Virtually adopted as the brother of the prince who became Pharaoh Ramses, the general Moses discovers that he is of the same race as the slaves of Egypt and is cast out. Several encounters with a God he did not believe in sets Moses on a mission to free the 600,000 Hebrew slaves, but Ramses sees things differently and in his defiance incurs a number of plagues that eventually force his hand, and so an epic chase ensues with the fate of an entire race hanging in the balance.
A new Ridley Scott movie is always worth a look, even if you don’t come out loving it, you miss them at the risk of missing a possible classic on its first run. The classics are certainly fewer and further between these days but his films are usually a visual treat at the very least.
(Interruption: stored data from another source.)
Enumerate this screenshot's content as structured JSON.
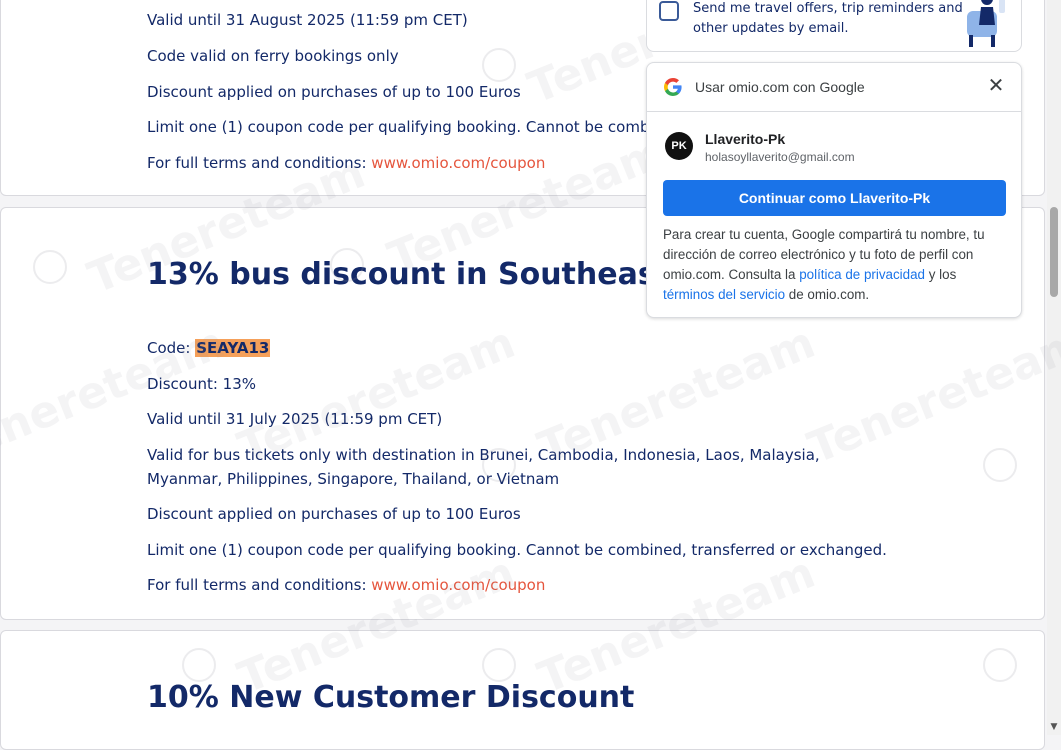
{
  "card1": {
    "lines": [
      "Valid until 31 August 2025 (11:59 pm CET)",
      "Code valid on ferry bookings only",
      "Discount applied on purchases of up to 100 Euros",
      "Limit one (1) coupon code per qualifying booking. Cannot be combine"
    ],
    "terms_prefix": "For full terms and conditions: ",
    "terms_link": "www.omio.com/coupon"
  },
  "card2": {
    "heading": "13% bus discount in Southeast As",
    "code_prefix": "Code: ",
    "code": "SEAYA13",
    "discount": "Discount: 13%",
    "valid": "Valid until 31 July 2025 (11:59 pm CET)",
    "destinations": "Valid for bus tickets only with destination in Brunei, Cambodia, Indonesia, Laos, Malaysia, Myanmar, Philippines, Singapore, Thailand, or Vietnam",
    "discount_limit": "Discount applied on purchases of up to 100 Euros",
    "limit": "Limit one (1) coupon code per qualifying booking. Cannot be combined, transferred or exchanged.",
    "terms_prefix": "For full terms and conditions: ",
    "terms_link": "www.omio.com/coupon"
  },
  "card3": {
    "heading": "10% New Customer Discount"
  },
  "offers": {
    "text": "Send me travel offers, trip reminders and other updates by email."
  },
  "google": {
    "title": "Usar omio.com con Google",
    "avatar_initials": "PK",
    "name": "Llaverito-Pk",
    "email": "holasoyllaverito@gmail.com",
    "continue_label": "Continuar como Llaverito-Pk",
    "text_1": "Para crear tu cuenta, Google compartirá tu nombre, tu dirección de correo electrónico y tu foto de perfil con omio.com. Consulta la ",
    "privacy_link": "política de privacidad",
    "text_2": " y los ",
    "terms_link": "términos del servicio",
    "text_3": " de omio.com."
  },
  "watermark": "Tenereteam",
  "colors": {
    "heading": "#132968",
    "link": "#e5553d",
    "google_blue": "#1a73e8",
    "code_highlight": "#f5a05a"
  }
}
Following Darren Aronofsky into a bid to try and bring back the Biblical Epic, Scott has chosen to have a crack at the Moses story, or at least the first half of it anyway, taking us to the part where the Hebrews reach the desert that they get stuck in for some unseemly amount of time.
Not going the full distance as was attempted with the Charlton Heston starring, The Ten Commandments, Exodus, with a shorter running time, though still quite long by modern standards, is given more room to breathe and explore the circumstances and context of the time the story is set in, which is rather neat, giving us by far the best glimpse of ancient Egypt that has ever been put to film, in both aesthetics and politics.
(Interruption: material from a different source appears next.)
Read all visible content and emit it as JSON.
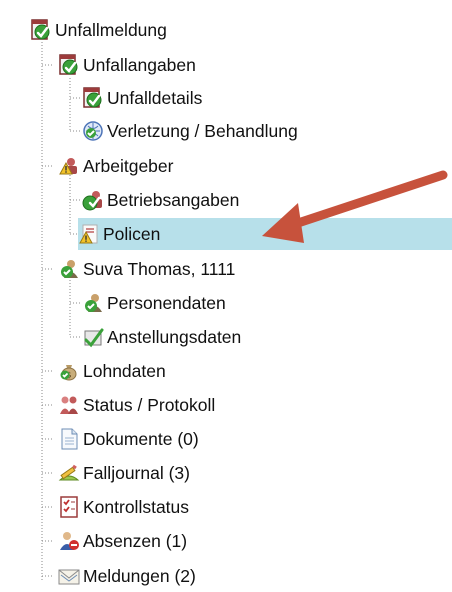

Unfortunately this insight does not extend into character. In this large cast only Christian Bale’s Moses and Joel Edgerton’s Ramses are given anything resembling a third dimension, leaving such fantastic character actors as John Turturro, Aaron Paul and Ben Kingsley almost nothing to get their teeth into, and even then, marks are frequently missed when it comes to giving those two characters significant emotional punch.
Like Mel Gibson’s The Passion of the Christ, Exodus adds more complexity and detail to its interpretations of divine happenings, grounding them and adding ambiguity all at the same time. This goes even further though, throwing in the suggestion that Moses could potentially be a mad man, leaving a film that none believers might not think too preachy while still relaying the points of the story, despite it being impossible to, in any way, rationalise a spirit that kills all first-born sons, or, y’know, the parting of a sea; so in this too it is still only partially successful.
The visuals and CGFX are another matter entirely. As mentioned the design aesthetic of this ancient Egypt is wonderful, but the visual FX that realise this and every other element of the film are absolutely seamless, the landscapes and blockbuster FX sequences outdoing even something like the latest Hobbit movie; you never once question the rendered world that you are presented with.
With this there are some sequences where the visuals, writing, directing and acting all come together to form quite impressive segments of the movie, and parts that deserve to be impressive at that, such as the deadly plagues on Egypt and, of course, the race to freedom via the parted Red Sea.
So while there are excellent elements to Exodus, it’s just not enough to compensate for the fact that you already know the outcome of the story or that the characters are not deep or relatable enough. It’s worth a look, but it won’t shift your faith one iota, in fact the odds are good you’ll start forgetting about it from the moment you walk away from the cinema.